The premise brilliantly moves you through twenty years by highlighting one day, July 15, from 1988 to 2008. Each episode (with the last two as exceptions) covers one July 15 at a time. Nicole Taylor, the writer and creator of the TV adaptation uses intimate snapshots of Emma’s relationships, Dexter’s relationships, and their relationship to each other to paint the picture of where things stand each year.
We watch as moments like arriving three hours late and desperately hungover show Dexter’s self-involvement slowly unraveling his life and sense of self. Emma, sturdy, taken for granted, and unfailingly loyal stands to the sideline, in love and waiting at first, then growing up and pursuing her own life. The relationship ebbs and flows in a decades long will they-won’t they that would be too heart wrenching to bare if the show played out in real-time.
What makes this show so compelling are the textured performances of Leo Woodall (Dexter) and Ambika Mod (Emma). Dexter could easily be the generic “I can fix him” guy of every best friend’s nightmares. But in Woodall’s hands he becomes a person who breaks his own heart over and over again and loses the one person who could keep him from falling off the path.
Mod’s Emma is strong and charismatic, with a deep, biting wit that hides a lack of self-confidence that has been wrought almost entirely by her and Dexter’s closeness. The viewer roots for her as well, even as we watch her settle for crumbs and keep herself from saying what she needs to say.
Watching these twenty somethings turn into thirty somethings, you ache for the both of them, angrier at Dexter as time goes by, prouder of Emma. You want to beg Dexter to grow up and take responsibility; for Emma to talk about her feelings instead of hiding behind sarcasm-laden fear.
ONE DAY teaches us again that time is unforgiving and immovable. Dexter, chasing a dream of fame and money, lets precious years pass by in drunken stupor. Emma stays in a relationship with a man who adores her and whom she only just likes. The scale of the story is crucial to the point: years can go by if you let them.
When I was in my early twenties, I was in an intensive outpatient treatment program that happened to be filled with people who were at least twice my age. They told me over and over again how lucky I was to be broken to pieces at 21, because the person who came out would live a life that didn’t happen to them by accident.

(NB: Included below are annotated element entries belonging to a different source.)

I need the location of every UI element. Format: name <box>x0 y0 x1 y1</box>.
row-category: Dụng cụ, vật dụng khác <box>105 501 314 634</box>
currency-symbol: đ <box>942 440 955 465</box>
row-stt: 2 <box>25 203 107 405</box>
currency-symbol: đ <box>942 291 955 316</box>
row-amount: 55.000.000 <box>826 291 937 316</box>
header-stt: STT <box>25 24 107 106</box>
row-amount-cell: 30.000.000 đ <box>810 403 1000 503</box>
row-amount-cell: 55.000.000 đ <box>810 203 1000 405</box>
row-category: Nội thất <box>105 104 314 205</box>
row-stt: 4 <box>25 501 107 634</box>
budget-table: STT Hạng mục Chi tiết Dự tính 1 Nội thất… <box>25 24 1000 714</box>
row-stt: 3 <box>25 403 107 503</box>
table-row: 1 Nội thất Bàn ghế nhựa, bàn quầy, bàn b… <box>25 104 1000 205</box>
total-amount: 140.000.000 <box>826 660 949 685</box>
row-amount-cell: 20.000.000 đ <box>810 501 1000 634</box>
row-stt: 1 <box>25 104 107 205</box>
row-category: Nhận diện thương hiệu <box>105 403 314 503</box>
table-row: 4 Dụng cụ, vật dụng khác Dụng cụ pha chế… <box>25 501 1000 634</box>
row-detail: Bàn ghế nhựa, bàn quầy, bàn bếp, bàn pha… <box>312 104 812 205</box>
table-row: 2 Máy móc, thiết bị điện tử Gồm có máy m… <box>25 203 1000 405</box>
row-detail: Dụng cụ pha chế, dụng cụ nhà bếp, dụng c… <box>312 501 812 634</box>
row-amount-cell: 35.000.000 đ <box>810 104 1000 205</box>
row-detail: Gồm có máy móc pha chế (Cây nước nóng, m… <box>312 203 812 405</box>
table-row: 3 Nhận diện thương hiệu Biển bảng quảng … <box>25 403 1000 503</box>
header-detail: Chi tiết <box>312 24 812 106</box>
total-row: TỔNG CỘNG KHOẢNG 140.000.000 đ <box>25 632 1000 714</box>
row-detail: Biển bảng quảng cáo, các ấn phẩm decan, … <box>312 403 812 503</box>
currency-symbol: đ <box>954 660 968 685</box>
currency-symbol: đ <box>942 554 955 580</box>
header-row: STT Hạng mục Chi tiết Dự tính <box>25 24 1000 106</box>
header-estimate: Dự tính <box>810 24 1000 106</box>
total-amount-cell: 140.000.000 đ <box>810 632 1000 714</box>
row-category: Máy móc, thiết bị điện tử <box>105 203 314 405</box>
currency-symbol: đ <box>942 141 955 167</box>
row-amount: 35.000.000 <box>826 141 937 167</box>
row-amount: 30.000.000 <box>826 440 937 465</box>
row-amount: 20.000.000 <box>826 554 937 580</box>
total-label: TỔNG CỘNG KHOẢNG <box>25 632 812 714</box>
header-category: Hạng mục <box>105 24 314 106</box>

In their stories I heard over and over again about how their choices, or lack of choices, had piled up over their own decades. How navigating life on autopilot had led them to a place where they were haunted by years they had missed, time they could never get back. I learned then to start thinking of life in terms of decades, of building habits and making choices that future me would support.
I met my husband at 20 years old, and for many years I worried that I had wasted my youth on being married, given up some ineffable life experience that I couldn’t get back. But when I look back on the ten years we’ve been together now, I am glad that I didn’t waste a single second in building a life with him. How sad it would be to know that I had denied myself love and friendship and support because I needed to live out someone else’s idea of a decade.
In ONE DAY, I can almost see the alternate universe that awaited me. Dexter spends time that he could have spent with someone who loved him chasing after the fickle, unforgiving love of the masses. Some people would say he had to go through that to know what he wanted, but I think the point of the show is exactly the opposite.
In Taylor and crew’s hands, we get the sense being the person we need to be to love others well is the only capacity for change that exists within us all. There are so many forks in the road, and when Dexter finally takes the one where he truly sees the people closest to him, he finds happiness. Emma, in giving up her dreams of Dexter and creating her own life, becomes the woman who can accept Dexter’s love.
I won’t spoil the ending for those of you who dare to enter here. I will say that this is a cautionary tale and not a romance novel come to life. I actually used an entire box of Kleenex up.
What I learned from my group those years ago, and again from Dexter and Emma in ONE DAY is that more time than you think can pass you by while you wait for something to happen. Time is not money, it is not productivity, it is not on our side. Time is an accumulation of moments, moments where we can choose to show up completely or waste them entirely.
ONE DAY, in all its charming, romantic, intimate beauty, has so many feel-good, fall in love all over again moments. If you’re like me, you’ll likely not be able to stop until the end. But like the book, the series doesn’t sugar coat that Dexter and Emma’s story is one of deep, truthful love, and also one of wasted time. In the end it is as much as a love story as it is a shoulder shake for the viewer.
Decades can pass without any external force pushing you into action. If we hold on for someone else to tell us to be brave or to move at all, we may spend our entire lives in the waiting room of what could have been.